Director: Yaron Zilberman
Rating: R. Running Time: 105 minutes
Stars: Christopher Walken, Catherine Keener, Philip Seymour Hoffman, Mark Ivanir
Courtesy Westend Films
A movie about music and marriage (not just between husband and wife, but between individuals who come together for a shared purpose), A Late Quartet is one of those films that speaks specifically to a mature, seasoned audience. Though the directing is at times heavy-handed and the characters overly serious, the story is quiet and true. And the cast could not be better.
[Watch our exclusive clip of a scene between Catherine Keener and Christopher Walken in the video player at the top of the page.]

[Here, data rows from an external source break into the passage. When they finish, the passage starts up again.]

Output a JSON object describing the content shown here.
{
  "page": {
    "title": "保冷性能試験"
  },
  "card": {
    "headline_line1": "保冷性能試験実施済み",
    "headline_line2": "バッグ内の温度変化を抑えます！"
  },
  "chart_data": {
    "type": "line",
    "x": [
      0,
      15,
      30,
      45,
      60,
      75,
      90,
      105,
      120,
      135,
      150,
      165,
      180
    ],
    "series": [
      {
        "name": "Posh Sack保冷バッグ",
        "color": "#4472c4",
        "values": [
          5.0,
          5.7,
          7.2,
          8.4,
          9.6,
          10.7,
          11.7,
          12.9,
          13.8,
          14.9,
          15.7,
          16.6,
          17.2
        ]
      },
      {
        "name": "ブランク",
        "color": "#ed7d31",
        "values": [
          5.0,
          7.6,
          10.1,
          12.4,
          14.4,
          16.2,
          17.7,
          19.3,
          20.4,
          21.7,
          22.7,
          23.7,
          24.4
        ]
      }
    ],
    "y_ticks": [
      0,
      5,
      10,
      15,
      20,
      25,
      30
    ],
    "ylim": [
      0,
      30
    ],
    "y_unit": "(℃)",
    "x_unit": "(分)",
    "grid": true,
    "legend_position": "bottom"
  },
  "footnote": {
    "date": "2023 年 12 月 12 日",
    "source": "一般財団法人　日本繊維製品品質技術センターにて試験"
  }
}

The internationally renowned Manhattan-based Fugue String Quartet at the center of the movie has been performing and touring together for nearly 25 years. To celebrate the anniversary, they are rehearsing to play Beethoven's Opus 131, which has seven continuous movements.
As a series of midlife health and personal issues threaten to tear the quartet members apart, they struggle to stay together. The turmoil begins when the patriarch, cellist Peter Mitchell (exquisitely portrayed by Christopher Walken, who is elegant and dignified in this role), announces that he is suffering early symptoms of Parkinson's disease and is considering withdrawing from the group. His protégée, violist Juliette Gelbart (played by the always delightful Catherine Keener), can't imagine the quartet carrying on without him. Meanwhile, her husband, second violinist Robert Gelbart (Philip Seymour Hoffman, who is also always delightful), enters into a power struggle with first violinist Daniel Lerner (Mark Ivanir of Schindler's List).
The film's subplots underscore the interconnectedness of human relationships. Robert, devastated by his wife's lack of support in his lobby to share first violinist position — and haunted by the longtime fear that she doesn't love him nearly as much as he loves her — embarks on a briefextramarital affair. His and Juliette's daughter, Alexandra (British actress Imogen Poots), also a talented musician, questions her parents' priorities and, as if to wreak revenge on her father, enters into a romance with Daniel. Melodramatic, yes — but for those of us who've lived a little, understandably so.
The musical interludes in the film are beautifully done. Unlike another film (with a similar title) coming out later this year, A Late Quartet doesn't shy away from re-creating realistic music-making by its actors; several musical trainers were engaged during the filmmaking. And the film's New York scenes rival any from Woody Allen's works. Perhaps because this is director/writer Yaron Zilberman's debut feature, too many moments in A Late Quartet come off as overly earnest and overly artsy — and could have benefited from a lighter Woody-ish touch.
Still, this is a worthwhile exploration of commitment, creative collaboration and the complications that come with deep personal bonds — the disharmony of life unfolded alongside a harmonic score.